With increased fertilization, the study says, food insecure maize growing households – which are estimated to be 35 in Tanzania and 42 per cent in Uganda – could increase overall maize supply by about 20 per cent
With increased fertilization, the study says, food insecure maize growing households – which are estimated to be 35 in Tanzania and 42 per cent in Uganda – could increase overall maize supply by about 20 per cent

“Farm inputs such as fertilizers are very expensive in Uganda. The government needs to provide these and machinery at subsidized prices,” Mr Ozuma said. “And farmers need to be sensitized about good agronomic practices and climate change.”

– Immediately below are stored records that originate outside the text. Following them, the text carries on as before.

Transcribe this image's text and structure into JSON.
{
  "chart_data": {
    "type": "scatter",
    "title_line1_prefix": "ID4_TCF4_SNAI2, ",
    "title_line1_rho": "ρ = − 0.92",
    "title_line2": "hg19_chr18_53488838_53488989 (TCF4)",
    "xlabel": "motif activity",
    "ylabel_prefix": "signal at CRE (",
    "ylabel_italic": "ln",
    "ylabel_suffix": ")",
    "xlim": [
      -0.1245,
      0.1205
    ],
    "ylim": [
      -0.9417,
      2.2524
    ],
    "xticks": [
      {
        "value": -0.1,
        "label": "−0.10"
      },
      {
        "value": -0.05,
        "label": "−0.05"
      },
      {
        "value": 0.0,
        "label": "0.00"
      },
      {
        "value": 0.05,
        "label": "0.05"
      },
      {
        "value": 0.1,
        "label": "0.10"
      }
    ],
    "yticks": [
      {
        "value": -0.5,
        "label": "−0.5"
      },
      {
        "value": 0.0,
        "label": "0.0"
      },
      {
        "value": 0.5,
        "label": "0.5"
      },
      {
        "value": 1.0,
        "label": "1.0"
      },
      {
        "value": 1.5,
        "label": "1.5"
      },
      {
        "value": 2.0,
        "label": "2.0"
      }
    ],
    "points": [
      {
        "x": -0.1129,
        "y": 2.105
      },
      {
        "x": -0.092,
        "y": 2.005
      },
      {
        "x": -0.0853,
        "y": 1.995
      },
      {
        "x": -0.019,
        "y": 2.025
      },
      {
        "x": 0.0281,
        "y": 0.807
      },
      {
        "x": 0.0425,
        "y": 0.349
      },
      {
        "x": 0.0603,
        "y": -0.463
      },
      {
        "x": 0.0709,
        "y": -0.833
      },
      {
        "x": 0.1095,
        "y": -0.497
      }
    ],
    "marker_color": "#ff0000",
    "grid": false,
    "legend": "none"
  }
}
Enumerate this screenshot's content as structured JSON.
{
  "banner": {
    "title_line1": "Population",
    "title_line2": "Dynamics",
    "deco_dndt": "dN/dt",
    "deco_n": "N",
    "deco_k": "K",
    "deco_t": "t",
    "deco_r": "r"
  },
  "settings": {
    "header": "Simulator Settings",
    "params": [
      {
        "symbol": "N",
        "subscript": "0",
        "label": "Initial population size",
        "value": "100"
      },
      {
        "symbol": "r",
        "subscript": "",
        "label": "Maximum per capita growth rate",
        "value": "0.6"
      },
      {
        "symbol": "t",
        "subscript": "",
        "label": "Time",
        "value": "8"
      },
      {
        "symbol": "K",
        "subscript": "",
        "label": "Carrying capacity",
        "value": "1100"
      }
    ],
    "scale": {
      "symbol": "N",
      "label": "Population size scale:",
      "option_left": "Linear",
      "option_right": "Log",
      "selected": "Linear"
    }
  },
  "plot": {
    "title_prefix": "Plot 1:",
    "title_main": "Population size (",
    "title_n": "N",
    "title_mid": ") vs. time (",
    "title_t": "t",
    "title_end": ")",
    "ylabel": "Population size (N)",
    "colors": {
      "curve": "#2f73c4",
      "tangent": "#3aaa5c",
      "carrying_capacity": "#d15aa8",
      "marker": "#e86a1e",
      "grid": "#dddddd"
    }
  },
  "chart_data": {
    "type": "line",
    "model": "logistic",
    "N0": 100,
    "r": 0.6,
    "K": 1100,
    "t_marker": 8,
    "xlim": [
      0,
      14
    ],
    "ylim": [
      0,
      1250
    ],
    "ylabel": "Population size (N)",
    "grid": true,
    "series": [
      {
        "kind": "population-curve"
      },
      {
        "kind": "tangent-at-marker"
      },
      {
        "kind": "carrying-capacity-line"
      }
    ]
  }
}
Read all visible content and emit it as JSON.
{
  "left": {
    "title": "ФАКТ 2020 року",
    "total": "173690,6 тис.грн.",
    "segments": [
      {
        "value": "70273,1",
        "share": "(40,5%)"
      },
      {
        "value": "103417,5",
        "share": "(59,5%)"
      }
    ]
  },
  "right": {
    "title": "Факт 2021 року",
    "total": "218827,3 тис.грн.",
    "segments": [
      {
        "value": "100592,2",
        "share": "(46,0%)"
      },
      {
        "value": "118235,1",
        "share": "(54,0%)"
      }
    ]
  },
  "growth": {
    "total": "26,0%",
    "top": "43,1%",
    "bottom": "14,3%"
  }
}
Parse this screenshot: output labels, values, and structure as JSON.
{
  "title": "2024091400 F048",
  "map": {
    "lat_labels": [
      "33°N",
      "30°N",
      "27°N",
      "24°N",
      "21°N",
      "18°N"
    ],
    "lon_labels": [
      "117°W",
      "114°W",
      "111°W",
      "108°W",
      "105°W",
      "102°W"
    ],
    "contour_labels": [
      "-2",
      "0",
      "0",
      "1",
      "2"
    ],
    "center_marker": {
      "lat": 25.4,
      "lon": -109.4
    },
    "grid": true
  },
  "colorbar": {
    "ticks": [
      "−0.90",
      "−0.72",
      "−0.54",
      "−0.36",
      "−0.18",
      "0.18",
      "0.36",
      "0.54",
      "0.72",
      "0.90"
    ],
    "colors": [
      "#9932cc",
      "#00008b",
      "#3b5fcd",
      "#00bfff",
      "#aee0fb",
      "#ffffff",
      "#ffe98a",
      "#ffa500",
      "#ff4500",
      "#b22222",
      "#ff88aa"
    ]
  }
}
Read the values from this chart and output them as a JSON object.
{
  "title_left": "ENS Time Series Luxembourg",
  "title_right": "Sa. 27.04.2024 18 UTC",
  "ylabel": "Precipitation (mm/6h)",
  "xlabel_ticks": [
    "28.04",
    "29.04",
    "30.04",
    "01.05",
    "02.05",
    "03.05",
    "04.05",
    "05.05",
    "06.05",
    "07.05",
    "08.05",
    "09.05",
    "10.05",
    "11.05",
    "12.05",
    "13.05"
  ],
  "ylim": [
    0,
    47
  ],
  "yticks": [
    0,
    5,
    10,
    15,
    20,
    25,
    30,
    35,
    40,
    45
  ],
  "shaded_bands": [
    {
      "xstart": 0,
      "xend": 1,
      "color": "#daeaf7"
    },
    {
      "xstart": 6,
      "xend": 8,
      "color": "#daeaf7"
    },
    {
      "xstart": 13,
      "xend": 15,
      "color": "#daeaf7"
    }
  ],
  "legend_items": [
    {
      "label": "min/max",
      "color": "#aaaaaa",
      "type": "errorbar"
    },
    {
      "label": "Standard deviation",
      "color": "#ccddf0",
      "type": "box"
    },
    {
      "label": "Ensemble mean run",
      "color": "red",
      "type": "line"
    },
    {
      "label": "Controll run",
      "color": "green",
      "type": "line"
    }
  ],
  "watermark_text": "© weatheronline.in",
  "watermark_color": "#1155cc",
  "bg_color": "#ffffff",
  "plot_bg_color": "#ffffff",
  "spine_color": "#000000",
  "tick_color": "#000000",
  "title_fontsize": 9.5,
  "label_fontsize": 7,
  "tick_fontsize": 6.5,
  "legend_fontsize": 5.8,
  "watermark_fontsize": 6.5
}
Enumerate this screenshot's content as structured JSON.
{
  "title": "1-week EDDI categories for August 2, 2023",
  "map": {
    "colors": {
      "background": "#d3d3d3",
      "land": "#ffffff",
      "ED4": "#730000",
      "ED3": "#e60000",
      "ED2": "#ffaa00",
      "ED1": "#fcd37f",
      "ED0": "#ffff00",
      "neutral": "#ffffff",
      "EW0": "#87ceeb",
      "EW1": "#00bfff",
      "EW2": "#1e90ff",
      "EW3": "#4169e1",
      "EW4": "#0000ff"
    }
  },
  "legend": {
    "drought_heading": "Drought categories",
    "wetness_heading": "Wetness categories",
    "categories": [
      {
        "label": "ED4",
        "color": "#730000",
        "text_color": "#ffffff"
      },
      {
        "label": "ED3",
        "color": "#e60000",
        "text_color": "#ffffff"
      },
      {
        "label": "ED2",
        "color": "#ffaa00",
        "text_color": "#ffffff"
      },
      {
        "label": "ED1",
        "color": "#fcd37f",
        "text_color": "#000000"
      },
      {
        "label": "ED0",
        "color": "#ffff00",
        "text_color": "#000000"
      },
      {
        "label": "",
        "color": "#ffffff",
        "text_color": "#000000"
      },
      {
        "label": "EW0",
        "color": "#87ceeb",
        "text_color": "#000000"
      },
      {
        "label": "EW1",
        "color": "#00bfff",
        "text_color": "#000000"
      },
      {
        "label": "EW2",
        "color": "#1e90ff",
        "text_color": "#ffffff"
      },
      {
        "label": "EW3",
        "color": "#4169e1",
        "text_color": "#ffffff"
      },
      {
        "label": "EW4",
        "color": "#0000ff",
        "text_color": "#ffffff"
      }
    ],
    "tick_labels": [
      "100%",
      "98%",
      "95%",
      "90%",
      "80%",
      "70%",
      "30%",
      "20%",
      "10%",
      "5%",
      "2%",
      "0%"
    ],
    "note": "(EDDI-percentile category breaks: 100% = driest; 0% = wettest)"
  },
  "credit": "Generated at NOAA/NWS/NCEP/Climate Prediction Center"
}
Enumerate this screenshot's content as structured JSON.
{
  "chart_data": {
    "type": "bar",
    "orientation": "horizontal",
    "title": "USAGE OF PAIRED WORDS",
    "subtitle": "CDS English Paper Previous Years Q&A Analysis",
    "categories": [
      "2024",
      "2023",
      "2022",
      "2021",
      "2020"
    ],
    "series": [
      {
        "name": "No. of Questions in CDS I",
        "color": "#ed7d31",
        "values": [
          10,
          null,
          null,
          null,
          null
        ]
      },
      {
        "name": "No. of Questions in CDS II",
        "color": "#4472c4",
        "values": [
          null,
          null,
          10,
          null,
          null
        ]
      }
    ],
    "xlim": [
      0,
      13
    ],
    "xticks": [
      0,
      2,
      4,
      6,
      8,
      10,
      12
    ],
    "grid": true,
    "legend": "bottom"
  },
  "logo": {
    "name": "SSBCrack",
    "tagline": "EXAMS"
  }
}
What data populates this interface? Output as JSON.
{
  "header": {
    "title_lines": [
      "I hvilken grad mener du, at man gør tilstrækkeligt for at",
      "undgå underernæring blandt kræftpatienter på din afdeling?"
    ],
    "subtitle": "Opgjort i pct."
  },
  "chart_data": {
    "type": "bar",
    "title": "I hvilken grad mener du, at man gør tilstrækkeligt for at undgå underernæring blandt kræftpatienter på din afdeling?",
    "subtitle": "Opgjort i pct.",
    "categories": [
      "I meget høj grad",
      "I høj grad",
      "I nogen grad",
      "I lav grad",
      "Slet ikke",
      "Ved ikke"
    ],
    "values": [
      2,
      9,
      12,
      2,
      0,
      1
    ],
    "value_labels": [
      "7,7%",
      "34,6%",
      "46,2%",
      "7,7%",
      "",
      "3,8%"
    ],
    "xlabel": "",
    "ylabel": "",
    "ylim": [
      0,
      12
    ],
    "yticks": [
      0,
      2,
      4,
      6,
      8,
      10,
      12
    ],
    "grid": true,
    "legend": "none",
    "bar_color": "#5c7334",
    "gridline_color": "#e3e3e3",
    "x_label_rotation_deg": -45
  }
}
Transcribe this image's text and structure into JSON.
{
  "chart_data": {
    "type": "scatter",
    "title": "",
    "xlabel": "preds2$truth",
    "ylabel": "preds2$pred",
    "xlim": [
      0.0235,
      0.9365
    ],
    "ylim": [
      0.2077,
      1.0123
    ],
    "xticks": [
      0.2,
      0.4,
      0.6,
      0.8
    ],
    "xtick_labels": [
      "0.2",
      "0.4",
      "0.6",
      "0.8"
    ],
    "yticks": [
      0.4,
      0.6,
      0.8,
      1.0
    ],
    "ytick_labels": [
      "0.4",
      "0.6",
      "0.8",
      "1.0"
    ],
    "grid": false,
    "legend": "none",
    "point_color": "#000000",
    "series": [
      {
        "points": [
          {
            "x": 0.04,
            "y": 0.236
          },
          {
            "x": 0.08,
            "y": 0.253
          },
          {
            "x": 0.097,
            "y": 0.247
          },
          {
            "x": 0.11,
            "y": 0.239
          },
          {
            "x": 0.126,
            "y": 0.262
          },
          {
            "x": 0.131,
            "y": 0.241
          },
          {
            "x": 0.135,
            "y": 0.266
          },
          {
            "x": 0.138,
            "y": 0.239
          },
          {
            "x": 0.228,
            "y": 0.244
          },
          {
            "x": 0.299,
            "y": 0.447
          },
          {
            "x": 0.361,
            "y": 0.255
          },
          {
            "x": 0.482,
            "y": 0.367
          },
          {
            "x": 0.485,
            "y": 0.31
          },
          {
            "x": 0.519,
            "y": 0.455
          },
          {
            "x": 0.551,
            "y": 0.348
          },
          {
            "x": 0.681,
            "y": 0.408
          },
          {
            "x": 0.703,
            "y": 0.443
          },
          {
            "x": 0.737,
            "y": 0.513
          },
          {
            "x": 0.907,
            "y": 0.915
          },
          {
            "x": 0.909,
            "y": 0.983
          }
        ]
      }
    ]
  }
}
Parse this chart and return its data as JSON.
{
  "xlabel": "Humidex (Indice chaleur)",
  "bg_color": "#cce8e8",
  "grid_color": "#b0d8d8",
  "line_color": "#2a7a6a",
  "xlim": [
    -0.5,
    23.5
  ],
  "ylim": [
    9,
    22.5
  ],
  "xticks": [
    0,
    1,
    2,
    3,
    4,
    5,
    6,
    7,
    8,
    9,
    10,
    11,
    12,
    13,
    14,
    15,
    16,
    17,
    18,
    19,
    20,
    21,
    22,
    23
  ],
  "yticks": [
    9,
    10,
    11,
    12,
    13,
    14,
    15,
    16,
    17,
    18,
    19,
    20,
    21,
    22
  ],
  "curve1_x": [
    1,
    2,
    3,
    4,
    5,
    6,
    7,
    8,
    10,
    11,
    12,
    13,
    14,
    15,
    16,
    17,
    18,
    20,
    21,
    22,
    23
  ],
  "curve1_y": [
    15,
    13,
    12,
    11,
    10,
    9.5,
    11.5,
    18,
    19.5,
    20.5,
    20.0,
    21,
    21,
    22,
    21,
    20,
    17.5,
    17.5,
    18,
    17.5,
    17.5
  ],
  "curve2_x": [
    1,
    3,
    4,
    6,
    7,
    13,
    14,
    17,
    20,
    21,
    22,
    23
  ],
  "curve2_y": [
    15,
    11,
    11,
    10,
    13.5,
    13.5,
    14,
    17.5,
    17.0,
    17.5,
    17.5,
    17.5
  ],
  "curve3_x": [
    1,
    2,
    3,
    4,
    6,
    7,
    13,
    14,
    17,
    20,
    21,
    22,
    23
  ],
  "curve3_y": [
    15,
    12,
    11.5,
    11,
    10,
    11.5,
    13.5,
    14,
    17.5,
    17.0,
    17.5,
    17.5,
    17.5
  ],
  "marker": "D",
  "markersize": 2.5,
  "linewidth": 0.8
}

In the new study, the profit-maximizing nitrogen input was 82 kilogrammes per hectare in Tanzania, while in Uganda it was much lower, at 24 kilogrammes per hectare, mostly because of less favourable prices. A 50kg bag of nitrogen fertilizer costs Ush280,000 in Uganda, but prices are much lower in Tanzania.

“The profit-maximizing nitrogen input was above the reported nitrogen input for 95 per cent of the households in Tanzania and for 43 per cent of the households in Uganda. It was predicted to increase the food availability ratio of food insecure maize growers by 95 per cent in Tanzania, and by 25 per cent in Uganda,” the study says.

Could increase supply by 60%

With increased fertilization, the study says, food insecure maize growing households – which are estimated to be 35 in Tanzania and 42 per cent in Uganda – could increase overall maize supply by about 20 per cent whereas the 20-30 per cent food secure households that have a larger area planted with maize could increase maize supply in the region by an impressive 60 per cent.

The researchers estimated the response of maize yield to nitrogen fertilizer with a machine learning model trained on 15,952 observations and, with spatial price data, used this model to quantify the profit-maximizing fertilizer input for a sample of 4,188 households in Uganda and Tanzania.

“Households with relatively large per-capita maize area benefit most, as well as those located in areas where maize yields are low in the absence of fertilizer use and where yield responses to nutrients are high,” the study says.

According to Naro’s Ozuma, nitrogen is a very important nutrient for plants, without which they cannot do anything.

“All plants are green as a result of absorbing nitrogen, which helps them make their own food using carbon dioxide, water and sunlight. Yellowing of plants means a lack of food, and without food every living thing dies,” he said.

The study concludes: “Increasing staple food production on current agricultural land is necessary to improve household and national food security, while limiting biodiversity loss and carbon dioxide emissions associated with agricultural land expansion.”